オンライン授業とは本来は、PCで学習するeラーニング(キャラクターが教えてくれるソフトなどです)や衛星予備校などのような映像授業などは含まず、会議ソフトなどを使用し双方向のコミュニケーションがとれる授業形態のことをいいます。通常の授業と同じことをオンラインで行うのが本来のオンライン授業のはずですが、多くの塾が録画していた映像授業を配信しているだけ、下手すると自社の講師の授業ではなく業者から購入した映像授業を使用させているだけでオンラインと表記するようになりました。単なる映像授業であれば現在は限りなく0円に近づいています。映像授業やPCで学習するe-ラーニングまでもオンラインと表記されると、顧客の側は優良誤認しかねないと思います。

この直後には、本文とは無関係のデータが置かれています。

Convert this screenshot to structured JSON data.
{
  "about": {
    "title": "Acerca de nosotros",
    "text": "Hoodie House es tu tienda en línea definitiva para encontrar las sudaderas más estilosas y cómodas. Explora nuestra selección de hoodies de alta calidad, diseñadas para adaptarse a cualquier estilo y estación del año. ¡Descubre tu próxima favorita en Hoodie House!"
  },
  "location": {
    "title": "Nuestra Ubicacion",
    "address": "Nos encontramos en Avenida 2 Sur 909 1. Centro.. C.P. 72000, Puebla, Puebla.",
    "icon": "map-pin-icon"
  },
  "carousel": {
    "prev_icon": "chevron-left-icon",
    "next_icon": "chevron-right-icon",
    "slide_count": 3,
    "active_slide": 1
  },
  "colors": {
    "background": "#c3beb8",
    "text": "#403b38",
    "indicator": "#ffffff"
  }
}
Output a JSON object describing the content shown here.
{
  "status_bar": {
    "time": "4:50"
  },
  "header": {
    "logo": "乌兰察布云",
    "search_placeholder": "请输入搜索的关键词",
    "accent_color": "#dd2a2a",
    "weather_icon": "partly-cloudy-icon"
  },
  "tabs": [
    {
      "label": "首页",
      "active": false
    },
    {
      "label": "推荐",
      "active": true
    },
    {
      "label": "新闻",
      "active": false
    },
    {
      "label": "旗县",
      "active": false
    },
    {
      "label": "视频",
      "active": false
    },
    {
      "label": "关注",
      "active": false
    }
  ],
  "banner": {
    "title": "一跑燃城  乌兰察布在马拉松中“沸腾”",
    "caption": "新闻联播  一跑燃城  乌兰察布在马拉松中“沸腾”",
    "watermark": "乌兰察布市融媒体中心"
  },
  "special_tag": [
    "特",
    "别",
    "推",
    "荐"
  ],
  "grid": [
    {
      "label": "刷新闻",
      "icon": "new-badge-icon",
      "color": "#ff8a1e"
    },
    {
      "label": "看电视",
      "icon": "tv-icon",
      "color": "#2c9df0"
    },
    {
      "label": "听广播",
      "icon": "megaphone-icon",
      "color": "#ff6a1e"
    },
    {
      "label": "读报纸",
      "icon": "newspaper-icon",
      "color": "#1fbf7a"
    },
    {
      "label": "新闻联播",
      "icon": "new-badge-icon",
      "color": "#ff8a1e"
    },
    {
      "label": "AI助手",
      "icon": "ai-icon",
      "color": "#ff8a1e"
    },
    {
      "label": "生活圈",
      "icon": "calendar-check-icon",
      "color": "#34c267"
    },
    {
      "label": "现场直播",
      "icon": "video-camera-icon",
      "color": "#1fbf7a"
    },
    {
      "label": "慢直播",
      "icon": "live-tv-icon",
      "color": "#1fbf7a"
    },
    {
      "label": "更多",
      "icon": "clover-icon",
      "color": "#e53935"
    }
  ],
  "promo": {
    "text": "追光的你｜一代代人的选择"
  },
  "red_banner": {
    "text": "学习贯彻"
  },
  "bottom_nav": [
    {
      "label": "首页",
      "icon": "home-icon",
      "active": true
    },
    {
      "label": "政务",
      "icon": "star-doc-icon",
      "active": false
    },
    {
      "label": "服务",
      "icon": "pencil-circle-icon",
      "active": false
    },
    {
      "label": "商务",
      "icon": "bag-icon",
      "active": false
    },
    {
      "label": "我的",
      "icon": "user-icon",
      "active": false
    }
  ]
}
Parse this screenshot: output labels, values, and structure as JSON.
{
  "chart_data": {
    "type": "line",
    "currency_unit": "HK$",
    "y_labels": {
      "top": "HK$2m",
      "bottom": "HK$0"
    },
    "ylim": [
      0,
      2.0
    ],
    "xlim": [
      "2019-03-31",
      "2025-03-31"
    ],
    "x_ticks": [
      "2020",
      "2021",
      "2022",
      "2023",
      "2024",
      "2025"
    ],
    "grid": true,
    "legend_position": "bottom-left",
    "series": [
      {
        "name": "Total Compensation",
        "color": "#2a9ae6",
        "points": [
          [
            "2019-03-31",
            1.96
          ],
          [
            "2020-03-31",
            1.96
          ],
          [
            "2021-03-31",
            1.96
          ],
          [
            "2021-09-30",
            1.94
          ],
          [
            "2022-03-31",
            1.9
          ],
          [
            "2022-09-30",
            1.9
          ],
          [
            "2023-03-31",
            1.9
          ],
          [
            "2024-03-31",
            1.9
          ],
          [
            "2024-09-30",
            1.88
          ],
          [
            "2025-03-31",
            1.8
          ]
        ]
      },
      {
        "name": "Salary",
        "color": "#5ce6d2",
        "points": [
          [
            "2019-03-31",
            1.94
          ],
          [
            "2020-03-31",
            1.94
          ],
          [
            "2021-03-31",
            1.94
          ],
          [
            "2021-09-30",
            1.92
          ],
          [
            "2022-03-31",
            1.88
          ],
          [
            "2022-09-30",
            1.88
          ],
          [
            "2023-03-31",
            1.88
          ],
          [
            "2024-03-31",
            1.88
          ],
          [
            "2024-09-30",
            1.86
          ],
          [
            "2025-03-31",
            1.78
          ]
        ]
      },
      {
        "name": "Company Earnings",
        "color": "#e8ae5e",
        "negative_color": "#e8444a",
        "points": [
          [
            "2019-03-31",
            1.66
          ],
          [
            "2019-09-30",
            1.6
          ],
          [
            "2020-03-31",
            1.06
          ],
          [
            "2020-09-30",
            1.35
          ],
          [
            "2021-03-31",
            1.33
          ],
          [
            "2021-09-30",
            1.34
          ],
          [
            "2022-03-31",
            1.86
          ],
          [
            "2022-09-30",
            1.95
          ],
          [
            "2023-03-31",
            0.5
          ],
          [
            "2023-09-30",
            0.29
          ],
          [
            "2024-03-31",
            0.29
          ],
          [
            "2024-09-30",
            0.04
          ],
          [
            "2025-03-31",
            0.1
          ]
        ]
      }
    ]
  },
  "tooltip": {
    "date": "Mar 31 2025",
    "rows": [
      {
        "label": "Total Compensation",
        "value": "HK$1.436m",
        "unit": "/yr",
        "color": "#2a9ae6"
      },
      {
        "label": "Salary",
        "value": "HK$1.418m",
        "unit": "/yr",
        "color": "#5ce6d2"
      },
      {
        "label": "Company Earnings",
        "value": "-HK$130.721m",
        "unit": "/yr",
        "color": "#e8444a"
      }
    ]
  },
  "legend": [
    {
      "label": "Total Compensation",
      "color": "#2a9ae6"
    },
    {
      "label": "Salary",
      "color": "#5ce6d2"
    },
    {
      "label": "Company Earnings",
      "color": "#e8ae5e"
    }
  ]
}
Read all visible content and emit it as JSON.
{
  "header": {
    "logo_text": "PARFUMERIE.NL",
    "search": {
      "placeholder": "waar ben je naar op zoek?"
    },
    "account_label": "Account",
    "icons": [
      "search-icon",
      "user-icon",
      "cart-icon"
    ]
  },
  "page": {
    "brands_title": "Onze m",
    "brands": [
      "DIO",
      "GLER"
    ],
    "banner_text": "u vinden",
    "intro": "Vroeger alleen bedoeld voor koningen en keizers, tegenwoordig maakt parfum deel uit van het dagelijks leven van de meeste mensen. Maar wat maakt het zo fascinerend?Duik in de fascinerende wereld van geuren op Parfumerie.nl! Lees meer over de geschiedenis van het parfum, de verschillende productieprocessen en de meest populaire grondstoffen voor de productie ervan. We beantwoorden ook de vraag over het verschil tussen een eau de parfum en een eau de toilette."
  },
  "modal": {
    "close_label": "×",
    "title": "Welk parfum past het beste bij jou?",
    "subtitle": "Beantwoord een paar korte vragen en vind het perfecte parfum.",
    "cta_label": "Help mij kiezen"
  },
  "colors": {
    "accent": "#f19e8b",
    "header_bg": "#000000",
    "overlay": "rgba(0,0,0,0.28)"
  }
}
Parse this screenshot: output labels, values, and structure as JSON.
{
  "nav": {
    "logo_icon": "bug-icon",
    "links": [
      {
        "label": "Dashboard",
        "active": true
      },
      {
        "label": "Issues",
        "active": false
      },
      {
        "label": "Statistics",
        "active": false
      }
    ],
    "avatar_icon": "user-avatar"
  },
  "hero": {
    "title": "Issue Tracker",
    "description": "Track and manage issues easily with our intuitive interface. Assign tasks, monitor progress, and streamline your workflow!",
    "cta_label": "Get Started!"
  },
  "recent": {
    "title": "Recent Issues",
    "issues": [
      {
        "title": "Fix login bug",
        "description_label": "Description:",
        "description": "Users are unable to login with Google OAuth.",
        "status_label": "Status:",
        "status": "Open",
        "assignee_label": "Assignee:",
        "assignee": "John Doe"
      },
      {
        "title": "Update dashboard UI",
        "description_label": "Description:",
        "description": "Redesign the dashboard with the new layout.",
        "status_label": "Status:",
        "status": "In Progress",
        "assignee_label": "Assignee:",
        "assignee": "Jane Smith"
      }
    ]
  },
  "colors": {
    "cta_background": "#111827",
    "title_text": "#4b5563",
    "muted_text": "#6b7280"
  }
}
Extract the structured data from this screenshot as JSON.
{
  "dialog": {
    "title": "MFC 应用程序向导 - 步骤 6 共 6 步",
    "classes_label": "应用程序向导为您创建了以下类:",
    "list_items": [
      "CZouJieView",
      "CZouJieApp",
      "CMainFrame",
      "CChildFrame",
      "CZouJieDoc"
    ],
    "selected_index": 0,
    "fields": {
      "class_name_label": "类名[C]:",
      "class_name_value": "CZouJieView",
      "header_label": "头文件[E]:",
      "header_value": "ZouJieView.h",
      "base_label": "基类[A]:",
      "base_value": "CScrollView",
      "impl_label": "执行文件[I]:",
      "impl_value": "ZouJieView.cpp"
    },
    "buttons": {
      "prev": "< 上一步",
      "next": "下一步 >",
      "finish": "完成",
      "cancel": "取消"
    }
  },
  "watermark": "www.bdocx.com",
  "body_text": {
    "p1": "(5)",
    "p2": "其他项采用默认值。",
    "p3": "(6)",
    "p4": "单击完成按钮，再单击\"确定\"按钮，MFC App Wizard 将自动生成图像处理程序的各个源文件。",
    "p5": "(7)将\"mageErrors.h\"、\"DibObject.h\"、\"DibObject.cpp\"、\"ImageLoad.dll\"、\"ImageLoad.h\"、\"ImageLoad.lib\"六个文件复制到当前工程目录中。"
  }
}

その本来の双方向オンライン授業ですが、評判はどうでしょうか。実はほとんどの塾では、過去に例がないほどクレームが殺到していたそうです。(当塾ではありがたいことに、ご理解いただいた方が多く、クレームはありませんでした)クレームの内容は、音声が聞きづらく(遅れて聞こえてくる)であるとか、講師がノートを見ることができないので、わからないのに先に進んでしまったといったものもありますが、多くは「対面授業の対価を払っているので、授業の劣化による分を返金してほしい」というものだったそうです。保護者の側には、オンライン授業への理解は非常に低く、映像授業と思っておられる保護者が非常に多かったようです。

オンライン授業は、集団指導はまだ問題なくできるようですが(集団指導は生徒の理解度に関係なく授業を進めることができるため)、個別指導が非常にやりにくいようです。個別指導は生徒のノートを見ながら、生徒の表情をも読み取りながら授業を進めます。そこで本来は1:2の個別指導塾も1:1にして質の低下を防ぐといった対応をとっていたようです。そのことで、時間を半分にし、またまたクレームがあったとのことですが・・・

オンライン授業は現状では保護者の要求に対応するとすれば、1:1にして授業時間もそのままということになります。そうなると、非常に高額な授業料(1対2の授業料の2.5倍程度)はいただかないと採算があわないということになります。この料金にご納得いただける保護者の方はあまりおられないと思います。

つまり、オンライン授業は現状ではあくまで緊急時の対応にすぎないということかもしれません。休校により授業が全く行えないよりは、オンラインでもやったほうがいいとは思います。ただし、オンライン指導が非常に有効なケースもあります。

1.地方の受験生が東大生に指導してもらいたい

2.時間がとれない生徒が夜中や日曜に指導を受けたい

3.オンライン自習室

などではないでしょうか。1などは北海道では札幌以外の居住の生徒が、どうしても北大生に教わりたいというニーズが非常に多いそうです。3については私も非常に可能性を感じます。わざわざ外出することなく、自習室の緊張感と誰かに監視してもらう、またわからないところは質問するということが可能だからです。一度、当塾でも検討したいと思っています。